Степан Иванович на службе больше не появлялся. Я знал, что наряжена была комиссия из трех разных служб во главе со старшим военным медиком Корниловым, известным в Казани тем, что у него на руках скончался Багратион. Комиссия после освидетельствования нашла необходимость в лечении Степана Ивановича на морских и минеральных водах, ибо обструкция его и сухой кашель могли привести в совершенное расстройство его здоровье. Нашли целесообразным курс лечения на ревельских морских водах.
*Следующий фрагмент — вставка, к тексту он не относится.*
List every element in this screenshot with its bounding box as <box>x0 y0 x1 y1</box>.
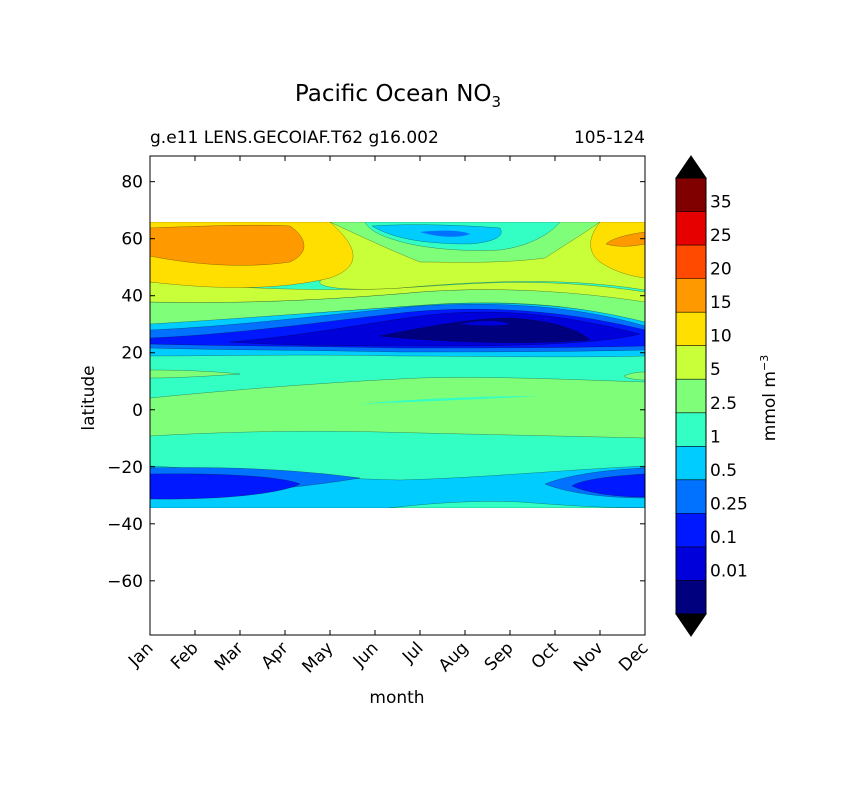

Свидетельство это с просьбой на высочайшее имя с рапортом Ситникова и рапортами двух генералов, Паренсова и казанского коменданта, были отправлены в Петербург.
Степан Иванович прислал мне записку, в которой сообщил, что Илья Ильич уверял его: самое позднее в конце июня он получит отпуск по лечению и сможет выехать из Казани. Степан Иванович звал меня ехать с ним.
Было уже начало июня.
Екатерина Алексеевна обвенчалась с Ореховым без приглашений и торжеств, тихо, в какой-то маленькой церкви на краю Казани, и чуть ли не в тот же день они уехали в Москву.
Узнав, что Солнцевы собираются в деревню, я зашел к ним проститься.
В тот день на Казань налетел ветер, силы не ураганной, но взметавший всю казанскую пыль и тучей гонявший ее по улицам. Пока я дошел до прокурорского особняка, меня впору было выбивать, настолько пропылилась моя одежда.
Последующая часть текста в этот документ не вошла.